What they came up with was a new anthology weekly comic. This time it would be produced by the Marvel Bullpen up in New York, with local editorial and advertising content being created over in London, utilising office space within Ray Wergan’s UK outpost of Transworld’s global business. The comic would no long contain that sometimes awkward mix of traditional British humour strips and adventure material sat alongside the Marvel pantheon. This time the comic would present pure Marvel mayhem from cover to cover. It could only be called The Mighty World of Marvel! Well, that’s not really true, as it very nearly kept its original title of The Wonderful World of Marvel, until concerns that it might upset Disney led to that subtle title alteration. Mark-up on a copy of the artwork used for the first advert to appear in Inside Football and Striker shows that this was a very last minute change.

Inside Football and Striker (30th September 1972)

45 years later, and The Mighty World of Marvel is still with us, albeit in a four-weekly, full colour 76 page iteration unimaginable to comic readers back in 1972, where a few colour poorly recoloured pages were the height of luxury.

Times and tastes may have changed, but thanks to, what was then known as, Marvel UK operating until the aegis of Figurine Panini since 1995, when their parent company Marvel had to divest itself of various investments in 1999 to come out of Chapter 11 protection relatively unscathed – many companies would never make it out the other side intact – Panini was sold off and Marvel’s British line stayed with them. This was a surprise move, but the decision turned out to be a very good one and all these years later Panini are still producing comics for British and European audiences, editorially directed in those countries, that retain a local flavour. Indeed, the introduction of the Collector’s Edition format in 1995 became so influential that it was eventually adopted, in the sincerest form of flattery, by Titan Comics when they later launched their own line of DC Comics reprint titles after Panini had published a Batman Legends title for a few years in the Noughties.
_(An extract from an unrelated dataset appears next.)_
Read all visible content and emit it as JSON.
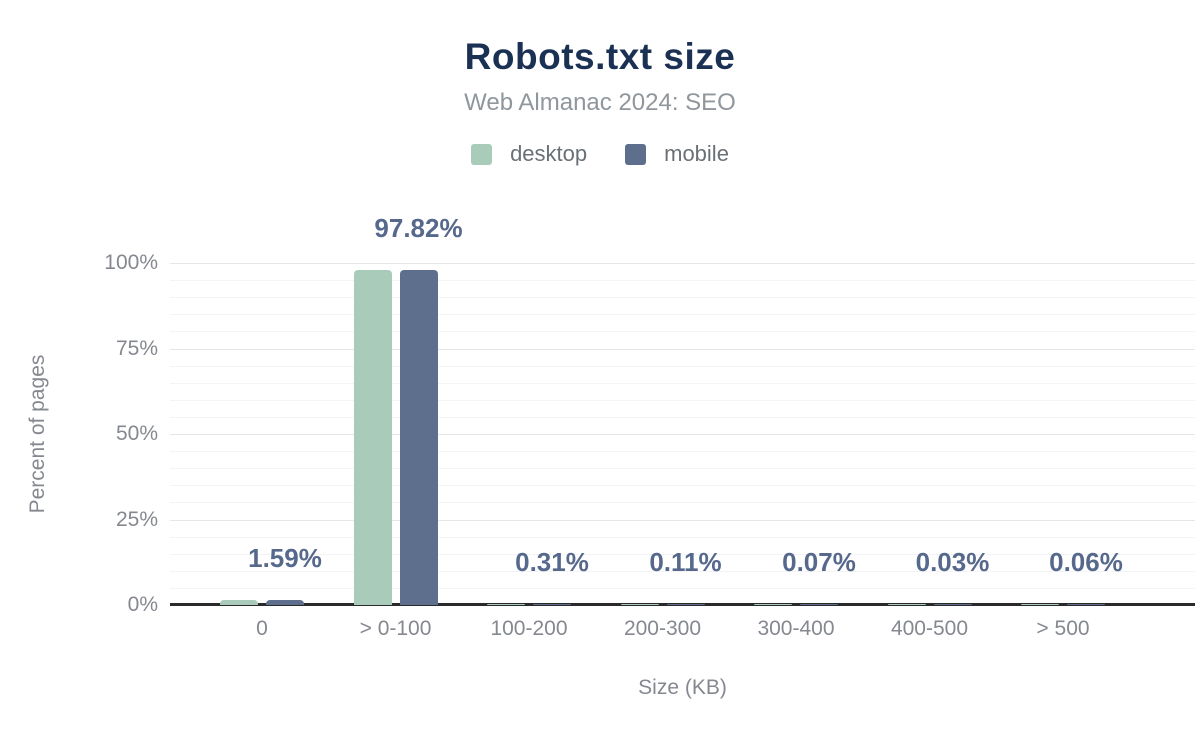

So here’s wishing The Mighty World of Marvel a very happy 45th birthday and a massive three cheers for everyone who worked on, and then built the legacy that is Marvel in Britain, all of which started with this legendary anthology comic.

MWOM #272 (14th December 1977) - one of many original covers by Pablo Marcos

But for the full story as to why Lee and Landau wanted to publish in Britain, and how Ray Wergan – a respected former sports journalist – came to be involved, never mind how Chip Goodman fitted in to all this… well, that’s just one part of the tale of Marvel's UK adventures still to be told within the pages of From Cents to Pence!

And that, at last – after a delay of several months, due to what became a much serious viral illness – is a little nearer than you might think after all these years. Promise!!